When you are trying to hire someone, what are you trying to do? Assuming you’re doing the sensible ‘hire once you can afford it'[1], parts of your organization are probably bursting at the seams, or people are probably feeling a bit (or a lot) overworked. Maybe a key person just left. Either way….
…you probably want to get someone in quickly, to fill the gap that you see in your organization, to take the load off yourself or the people around you.
At the same time, you want to get the right person in, someone who will add to your organization, someone who, over the time they’re with the organization, will be a net benefit.
So, ideally, you want the ‘right’ person, or the ‘best’ person quickly. But the world is not ideal, so you’ll probably have to compromise on ‘best’ slowly, or ‘good enough’ ‘as quick as you can'[5].
The issue here is that different people have different opinions of ‘good enough’, and ‘fast enough’. Sometimes, that is fine:
There’s probably a less stringent application process for washing dishes at a fast food restaurant[6], than for writing the code involved in launching nuclear weapons[7]. If you’re down one poll clerk with 30 minutes to go before the election starts, you probably need to act more quickly than if you’re a 20,000 person organization with 200 current job openings.
Next time, we’ll talk about different opinions of ‘good enough’ and ‘fast enough’ for hiring, and some things you can do about it. In the meantime:
Why are *you* hiring? What are your time horizons? Your short- and long-term goals?

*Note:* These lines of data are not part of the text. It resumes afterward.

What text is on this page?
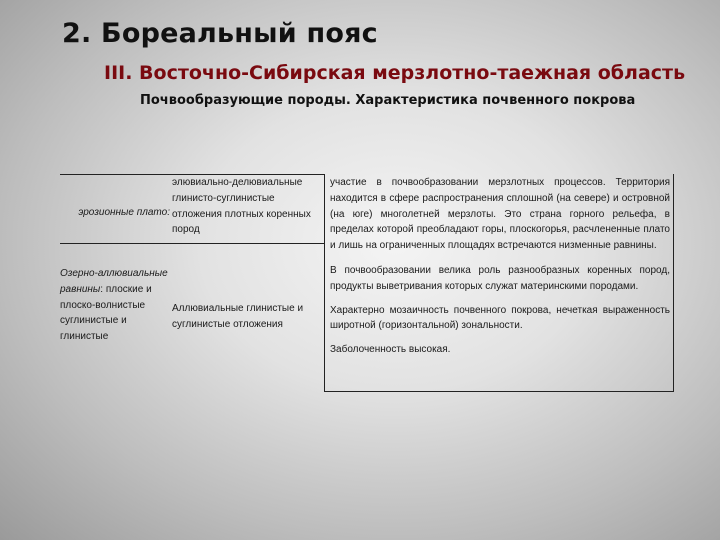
2. Бореальный пояс
III. Восточно-Сибирская мерзлотно-таежная область
Почвообразующие породы. Характеристика почвенного покрова
эрозионные плато:
элювиально-делювиальные глинисто-суглинистые отложения плотных коренных пород
Озерно-аллювиальные равнины: плоские и плоско-волнистые суглинистые и глинистые
Аллювиальные глинистые и суглинистые отложения
участие в почвообразовании мерзлотных процессов. Территория находится в сфере распространения сплошной (на севере) и островной (на юге) многолетней мерзлоты. Это страна горного рельефа, в пределах которой преобладают горы, плоскогорья, расчлененные плато и лишь на ограниченных площадях встречаются низменные равнины.
В почвообразовании велика роль разнообразных коренных пород, продукты выветривания которых служат материнскими породами.
Характерно мозаичность почвенного покрова, нечеткая выраженность широтной (горизонтальной) зональности.
Заболоченность высокая.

[1]Aside from the nods I’ll get from most of the audience, this makes sense from a competitive perspective. In a perfect/ideal/rollingsphere[2] market situation, where different market participants have no edge beyond how hard they work, those who work harder (however that is defined). This means that whoever is working hardest is potentially (not necessarily) the most profitable and most able to hire new people, to start the cycle all over again.
[2]”Picture the market as a perfect rolling sphere.”[3]
[3]The punchline for many jokes about physicists begins with the physicist making an assumption that some object or process acts as ‘a perfect rolling sphere’. This object or process is typically nothing like a sphere, such as a horse or a bank. However, this can be a powerful tool to get started on a solution, and who knows? Maybe parts of the ‘perfect rolling sphere’ solution may be pretty close to correct![4]
[4]’Spherical chickens’ is not too far off from correct for a number of applications.
[5]If you’re Valve, or Google, this may not apply as strongly. Valve insists on ‘best’, regardless of speed, but they probably get a number and quality of applicants that would stagger any recruiter. Google probably doesn’t have to wait so much, but has a different problem of sorting through so many applications, with some interesting solutions [Wired paywall]
[6]I mention this because I once helped a nice young man with his application, so it springs to mind.
[7]I mention this because the very concept terrifies me, and I hope someone very very careful is the one doing this.